Thomas also decided to speak at the public hearing and addressed some of the concerns residents expressed. Due to having experience with a similar project and working with lighting before, Thomas said light pollution shouldn’t be an issue because down lighting and accent lighting would be used. He also said he would make sure to incorporate low-noise ammunition.
Close vote from planning commission
After nearly two hours of discussion, the public hearing closed and the planning commission made a recommendation.
Planning commission member Yovanda Hall made a motion to send a recommendation to city council to deny the amendment change and leave the general plan as is, which was seconded by member Mark Borowiak. Five members were for the motion, with four opposed.
While taking into considering the community’s comments, one of the main reasons most members made a recommendation against the development is because they didn’t see a compelling reason to change the general plan.
“Our general plan says that we want to preserve a rural lifestyle and small-town quality in Hurricane,” one member said. “I can find nothing in the general plan goals advocating that Hurricane should be the site of tourist attractions.”
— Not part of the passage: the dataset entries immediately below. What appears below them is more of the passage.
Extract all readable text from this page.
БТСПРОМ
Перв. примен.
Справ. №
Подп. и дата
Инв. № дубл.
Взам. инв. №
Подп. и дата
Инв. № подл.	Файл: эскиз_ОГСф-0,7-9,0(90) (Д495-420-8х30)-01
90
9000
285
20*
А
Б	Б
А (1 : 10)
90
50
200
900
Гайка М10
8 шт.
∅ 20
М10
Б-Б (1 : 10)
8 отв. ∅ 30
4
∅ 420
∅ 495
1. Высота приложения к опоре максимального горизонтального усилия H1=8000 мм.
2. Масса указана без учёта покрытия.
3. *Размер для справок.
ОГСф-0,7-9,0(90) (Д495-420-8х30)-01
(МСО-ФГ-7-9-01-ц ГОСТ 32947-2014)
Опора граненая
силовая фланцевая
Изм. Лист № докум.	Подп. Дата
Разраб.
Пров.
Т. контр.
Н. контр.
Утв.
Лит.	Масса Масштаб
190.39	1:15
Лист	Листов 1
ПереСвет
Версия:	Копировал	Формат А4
Planning Commission Chair Ralph Ballard was one of the members to vote for the project because he said he believes the impact of the development would be less than what has been stated because of where the commercial area is located.
“Anytime something has come into The Cove, because of everybody’s love for it, it’s been shot down,” Ballard said.
Despite the planning commission making a recommendation against the development, the application will still go in front of city council, and another public hearing will be held on Feb. 7. Location is to be announced.